Le même Barère occupe encore la tribune de la Convention, et il s’agit toujours de la Vendée : cette fois-ci, le mot exterminer est prononcée : Représentants, le Comité de Salut public a préparé des mesures qui tendent à exterminer cette race rebelle, à faire disparaître leurs repaires, à incendier leurs forêts, à couper leurs récoltes. C’est dans les plaies gangrenantes que la médecine porte le fer et le feu, c’est à Mortagne, à Cholet, à Chemillé que la médecine politique doit employer les mêmes moyens et les mêmes remèdes : c’est faire le bien que d’extirper le mal ; c’est être bienfaisant pour sa patrie que de punir les révoltés… Louvois fut accusé par l’Histoire d’avoir incendié le Palatinat, et Louvois devait être accusé : il travaillait pour les tyrans. Le Palatinat de la République, c’est la Vendée ; détruisez-la, et vous sauvez la patrie.

Car c’est avec la Vendée que correspondent les aristocrates, les fédéralistes, les départementaires et les sectionnaires, c’est à la Vendée que se reportent les vœux coupables de Marseille, la vénalité honteuse de Toulon, les mouvements de l’Ardèche, les troubles de la Lozère, les conspirations de l’Eure et du Calvados, les espérances de la Sarthe et de la Mayenne, le mauvais esprit d’Angers et les sourdes agitations de quelques départements de l’ancienne Bretagne…
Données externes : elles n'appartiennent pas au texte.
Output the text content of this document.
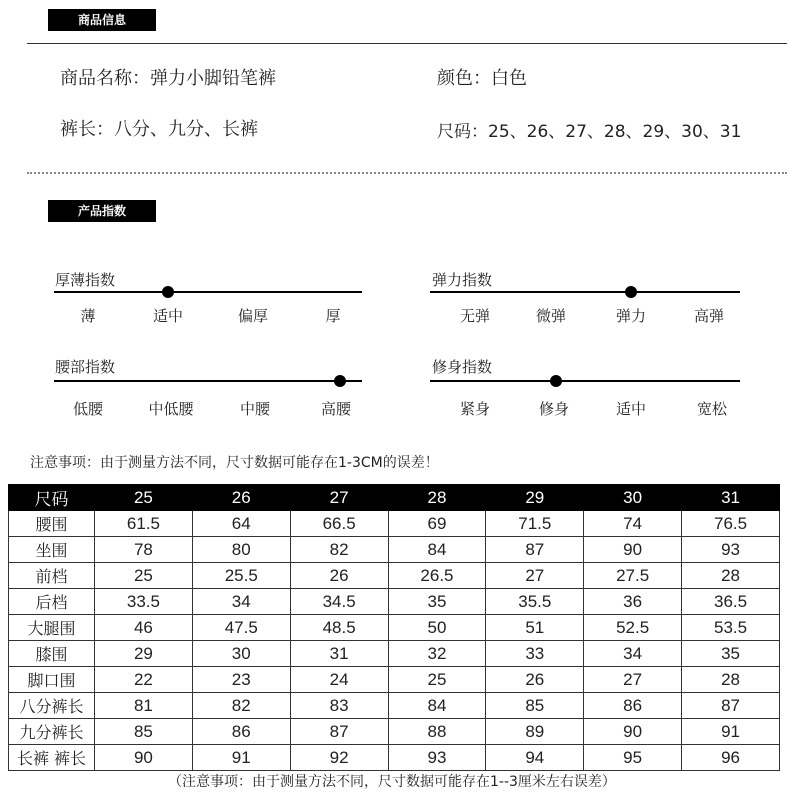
商品信息
商品名称：弹力小脚铅笔裤	颜色：白色
裤长：八分、九分、长裤	尺码：25、26、27、28、29、30、31
产品指数
厚薄指数
薄	适中	偏厚	厚
弹力指数
无弹	微弹	弹力	高弹
腰部指数
低腰	中低腰	中腰	高腰
修身指数
紧身	修身	适中	宽松
注意事项：由于测量方法不同，尺寸数据可能存在1-3CM的误差！
尺码	25	26	27	28	29	30	31
腰围	61.5	64	66.5	69	71.5	74	76.5
坐围	78	80	82	84	87	90	93
前档	25	25.5	26	26.5	27	27.5	28
后档	33.5	34	34.5	35	35.5	36	36.5
大腿围	46	47.5	48.5	50	51	52.5	53.5
膝围	29	30	31	32	33	34	35
脚口围	22	23	24	25	26	27	28
八分裤长	81	82	83	84	85	86	87
九分裤长	85	86	87	88	89	90	91
长裤 裤长	90	91	92	93	94	95	96
（注意事项：由于测量方法不同，尺寸数据可能存在1--3厘米左右误差）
Représentants, détruisez la Vendée, Valenciennes et Condé ne sont plus au pouvoir de l’Autrichien ! Détruisez la Vendée, l’Anglais ne s’occupera plus de Dunkerque ! Détruisez la Vendée, l’Espagne se verra harcelée, conquise par les méridionaux joints aux soldats victorieux de Mortagne et de Cholet ! Détruisez la Vendée, et Lyon ne résistera plus, Toulon s’insurgera contre les Espagnols et les Anglais et l’esprit de Marseille se relèvera à la hauteur de la révolution républicaine !  Enfin, chaque coup que vous porterez à la Vendée retentira dans les villes rebelles, dans les départements fédéralistes et dans les frontières envahies…
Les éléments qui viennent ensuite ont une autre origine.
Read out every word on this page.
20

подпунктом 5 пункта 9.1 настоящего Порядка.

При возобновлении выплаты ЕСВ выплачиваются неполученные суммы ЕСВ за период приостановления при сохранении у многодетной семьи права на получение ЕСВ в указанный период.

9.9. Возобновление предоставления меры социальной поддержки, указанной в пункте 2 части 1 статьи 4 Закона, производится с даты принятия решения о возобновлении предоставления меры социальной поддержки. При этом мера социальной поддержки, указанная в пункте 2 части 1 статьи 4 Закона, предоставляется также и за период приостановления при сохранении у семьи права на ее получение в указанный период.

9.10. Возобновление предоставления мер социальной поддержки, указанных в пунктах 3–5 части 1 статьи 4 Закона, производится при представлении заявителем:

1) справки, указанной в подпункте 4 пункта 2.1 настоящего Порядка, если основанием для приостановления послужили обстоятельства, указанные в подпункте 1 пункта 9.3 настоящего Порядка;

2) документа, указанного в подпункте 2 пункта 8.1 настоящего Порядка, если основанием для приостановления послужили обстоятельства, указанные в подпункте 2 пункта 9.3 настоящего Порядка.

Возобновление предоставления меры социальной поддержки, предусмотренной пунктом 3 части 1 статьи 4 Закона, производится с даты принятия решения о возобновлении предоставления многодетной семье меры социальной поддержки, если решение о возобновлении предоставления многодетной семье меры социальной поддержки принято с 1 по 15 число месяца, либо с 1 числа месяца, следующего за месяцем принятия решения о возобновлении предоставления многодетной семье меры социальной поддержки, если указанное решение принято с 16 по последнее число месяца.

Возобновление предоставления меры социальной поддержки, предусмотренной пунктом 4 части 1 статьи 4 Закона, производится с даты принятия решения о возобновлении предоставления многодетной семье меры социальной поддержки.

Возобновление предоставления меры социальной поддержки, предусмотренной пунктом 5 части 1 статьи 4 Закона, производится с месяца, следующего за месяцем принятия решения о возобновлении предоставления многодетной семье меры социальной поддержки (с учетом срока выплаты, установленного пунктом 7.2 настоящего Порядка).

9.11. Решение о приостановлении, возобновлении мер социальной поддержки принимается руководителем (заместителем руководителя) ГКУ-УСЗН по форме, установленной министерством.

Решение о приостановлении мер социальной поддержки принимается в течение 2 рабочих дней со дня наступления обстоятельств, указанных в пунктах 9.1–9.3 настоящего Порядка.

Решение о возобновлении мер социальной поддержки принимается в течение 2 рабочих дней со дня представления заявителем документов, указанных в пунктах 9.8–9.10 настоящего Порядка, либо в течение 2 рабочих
En suite de quoi fut prononcé le décret du même jour :

[…] Article VI Il sera envoyé par le ministre de la Guerre des matières combustibles de toutes espèces pour incendier les taillis et les genêts.

Article VII Les forêts seront abattues, les repaires des rebelles seront détruites, les récoltes coupées, les bestiaux saisis.

Article VIII Les femmes, les enfants et les malades seront conduits à l’intérieur ; il sera pourvu à leur subsistance et à leur sureté avec tous les égards dus à l’humanité.

6, 7, 8 08 1793

Trois jours de saccage à l’abbaye de Saint Denis. En fait, ces trois jours n’y suffiront pas ; il y aura un arrêt puis les travaux reprendront du 12 octobre au 25 octobre. Tous les tombeaux en plomb sont fondus pour l’armée. On dénombre 54 corps dans le caveau des Bourbons. On s’occupera ensuite des Valois, des Carolingiens, des Mérovingiens. Tous les corps sont sortis de leur cercueil pour être déposés dans une fosse commune creusée à cet effet, et bien pourvue en chaux. Le 21 janvier 1817, ce qui reste des rois et reines de France sera à nouveau exhumé pour être entassé dans une dizaine de coffres placés dans un ossuaire. Louis XVIII en profite pour rapatrier également les restes de son frère Louis XVI et de Marie Antoinette du cimetière de la rue d’Anjou.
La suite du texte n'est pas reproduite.